JCP Amiens, 11 avril 2025 — 25/00070
Texte intégral
TRIBUNAL JUDICIAIRE D’AMIENS Chambre de proximité [Adresse 6] 80027AMIENS
JCP [Localité 9]
N° RG 25/00070 - N° Portalis DB26-W-B7J-IGGX
JUGEMENT DU 11 Avril 2025
S.A. COMPAGNIE GENERALE DE LOCATION D’EQUIPEMENTS
C/
[W] [X], [S] [N]
Expédition délivrée le 11/4/25 à LEGALIS
Exécutoire délivrée le 11/4/25 à LEGALIS
JUGEMENT
REPUBLIQUE FRANCAISE AU NOM DU PEUPLE FRANCAIS
Sous la présidence de Sébastien LIM, Premier Vice-Président, chargé de la chambre de la proximité et de la protection, assisté de Manon MONDANGE, greffière ;
Après débats à l'audience publique du 03 Mars 2025, le jugement suivant a été rendu par mise à disposition au greffe le 11 Avril 2025 ;
ENTRE :
DEMANDEUR(S) :
S.A. COMPAGNIE GENERALE DE LOCATION D’EQUIPEMENTS [Adresse 5] [Adresse 13] [Localité 4]

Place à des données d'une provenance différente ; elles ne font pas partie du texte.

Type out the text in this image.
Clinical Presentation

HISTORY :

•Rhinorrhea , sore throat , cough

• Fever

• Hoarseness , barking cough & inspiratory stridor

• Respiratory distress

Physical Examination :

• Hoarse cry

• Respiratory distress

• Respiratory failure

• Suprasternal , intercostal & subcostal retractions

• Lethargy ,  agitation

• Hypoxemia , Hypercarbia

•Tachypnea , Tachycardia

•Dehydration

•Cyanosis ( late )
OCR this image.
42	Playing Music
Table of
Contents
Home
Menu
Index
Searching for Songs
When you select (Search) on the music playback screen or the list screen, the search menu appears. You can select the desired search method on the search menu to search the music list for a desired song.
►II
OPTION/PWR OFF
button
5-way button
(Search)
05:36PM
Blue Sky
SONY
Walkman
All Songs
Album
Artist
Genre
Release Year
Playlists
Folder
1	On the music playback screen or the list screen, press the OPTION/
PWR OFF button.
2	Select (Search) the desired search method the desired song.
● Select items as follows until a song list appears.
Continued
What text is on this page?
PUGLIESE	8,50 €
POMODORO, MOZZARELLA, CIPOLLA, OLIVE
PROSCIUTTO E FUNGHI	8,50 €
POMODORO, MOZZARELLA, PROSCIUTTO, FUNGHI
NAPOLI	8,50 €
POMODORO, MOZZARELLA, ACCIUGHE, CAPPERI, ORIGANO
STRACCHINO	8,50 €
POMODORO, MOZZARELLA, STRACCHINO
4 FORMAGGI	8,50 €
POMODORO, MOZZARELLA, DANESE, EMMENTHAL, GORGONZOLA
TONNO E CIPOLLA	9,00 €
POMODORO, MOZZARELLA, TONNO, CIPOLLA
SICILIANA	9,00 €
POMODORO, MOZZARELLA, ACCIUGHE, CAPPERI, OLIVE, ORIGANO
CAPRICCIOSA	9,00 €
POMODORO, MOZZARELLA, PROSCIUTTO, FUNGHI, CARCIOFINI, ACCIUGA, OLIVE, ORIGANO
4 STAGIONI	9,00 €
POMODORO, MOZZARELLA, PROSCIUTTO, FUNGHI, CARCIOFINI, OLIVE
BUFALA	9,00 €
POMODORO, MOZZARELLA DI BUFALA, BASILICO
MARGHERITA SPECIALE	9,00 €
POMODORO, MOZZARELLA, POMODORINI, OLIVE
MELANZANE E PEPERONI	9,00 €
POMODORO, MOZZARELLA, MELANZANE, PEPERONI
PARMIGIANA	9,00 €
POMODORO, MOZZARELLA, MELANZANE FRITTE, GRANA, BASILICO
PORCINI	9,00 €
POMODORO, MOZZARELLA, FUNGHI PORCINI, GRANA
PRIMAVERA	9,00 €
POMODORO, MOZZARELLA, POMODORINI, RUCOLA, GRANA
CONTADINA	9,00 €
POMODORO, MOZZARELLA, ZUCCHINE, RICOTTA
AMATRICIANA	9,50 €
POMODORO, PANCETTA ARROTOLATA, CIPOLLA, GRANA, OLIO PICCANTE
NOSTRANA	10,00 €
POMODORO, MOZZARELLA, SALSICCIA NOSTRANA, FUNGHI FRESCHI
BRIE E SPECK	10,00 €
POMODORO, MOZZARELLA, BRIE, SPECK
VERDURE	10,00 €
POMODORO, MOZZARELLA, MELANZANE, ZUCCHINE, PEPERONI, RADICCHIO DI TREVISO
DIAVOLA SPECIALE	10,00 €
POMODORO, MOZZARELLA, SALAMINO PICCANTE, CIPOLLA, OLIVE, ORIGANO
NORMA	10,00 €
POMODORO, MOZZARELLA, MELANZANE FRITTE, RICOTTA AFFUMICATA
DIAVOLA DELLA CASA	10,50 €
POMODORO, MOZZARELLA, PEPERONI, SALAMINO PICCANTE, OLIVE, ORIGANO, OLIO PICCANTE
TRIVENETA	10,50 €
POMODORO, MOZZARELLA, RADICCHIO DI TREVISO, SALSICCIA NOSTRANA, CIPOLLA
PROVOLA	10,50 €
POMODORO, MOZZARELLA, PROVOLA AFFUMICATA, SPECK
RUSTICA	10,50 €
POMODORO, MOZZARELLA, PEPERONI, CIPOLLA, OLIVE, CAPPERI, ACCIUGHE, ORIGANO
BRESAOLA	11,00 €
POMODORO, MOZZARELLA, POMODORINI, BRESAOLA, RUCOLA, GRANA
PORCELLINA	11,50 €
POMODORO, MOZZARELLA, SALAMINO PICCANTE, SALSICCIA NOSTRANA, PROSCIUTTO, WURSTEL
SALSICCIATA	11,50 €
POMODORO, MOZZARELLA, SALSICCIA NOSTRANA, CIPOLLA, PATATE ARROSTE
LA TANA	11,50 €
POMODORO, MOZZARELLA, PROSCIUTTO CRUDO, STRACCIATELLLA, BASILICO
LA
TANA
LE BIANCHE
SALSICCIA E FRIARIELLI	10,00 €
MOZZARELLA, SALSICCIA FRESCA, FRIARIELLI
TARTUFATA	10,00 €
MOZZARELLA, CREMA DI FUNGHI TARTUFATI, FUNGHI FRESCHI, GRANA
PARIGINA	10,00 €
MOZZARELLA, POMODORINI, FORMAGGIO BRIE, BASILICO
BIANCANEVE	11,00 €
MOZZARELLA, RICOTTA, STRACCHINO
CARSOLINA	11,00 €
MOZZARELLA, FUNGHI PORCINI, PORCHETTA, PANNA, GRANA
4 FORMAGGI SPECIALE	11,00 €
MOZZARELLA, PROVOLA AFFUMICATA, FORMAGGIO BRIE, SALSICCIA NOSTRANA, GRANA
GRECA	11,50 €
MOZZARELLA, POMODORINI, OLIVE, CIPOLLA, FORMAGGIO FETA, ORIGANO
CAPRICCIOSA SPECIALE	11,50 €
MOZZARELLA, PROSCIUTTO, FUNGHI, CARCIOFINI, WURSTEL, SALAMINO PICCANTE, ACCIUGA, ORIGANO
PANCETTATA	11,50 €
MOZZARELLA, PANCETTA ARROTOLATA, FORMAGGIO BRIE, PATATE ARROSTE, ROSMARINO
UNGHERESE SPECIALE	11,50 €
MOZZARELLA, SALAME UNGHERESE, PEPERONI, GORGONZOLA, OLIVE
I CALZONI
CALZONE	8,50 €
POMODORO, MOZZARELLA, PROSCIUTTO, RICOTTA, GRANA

représentée par la SCP SELLIER MICHEL LEQUINT HAUGER TROGNON-LERNON (LEGALIS), avocats au barreau de LILLE
ET :
DÉFENDEURS :
Monsieur [W] [X] né le [Date naissance 3] 1989 à [Localité 10] de nationalité Française [Adresse 1] [Adresse 12] [Localité 8]
non comparant, ni représenté
Madame [S] [N] [Adresse 2] [Adresse 11] [Localité 7]
non comparante, ni représentée
EXPOSE DU LITIGE
Selon offre préalable acceptée le 06 décembre 2021, la société COMPAGNIE GENERALE DE LOCATION D’EQUIPEMENTS a consenti à Monsieur [W] [X] et Madame [S] [N] un crédit personnel, affecté à l’achat d’un véhicule automobile, d'un montant maximal en capital de 15300 euros remboursable au taux nominal de 3,974% (soit un TAEG de 4,960%) en 84 mensualités de 234,02 euros avec assurance (3ères mensualités de 233,68 euros).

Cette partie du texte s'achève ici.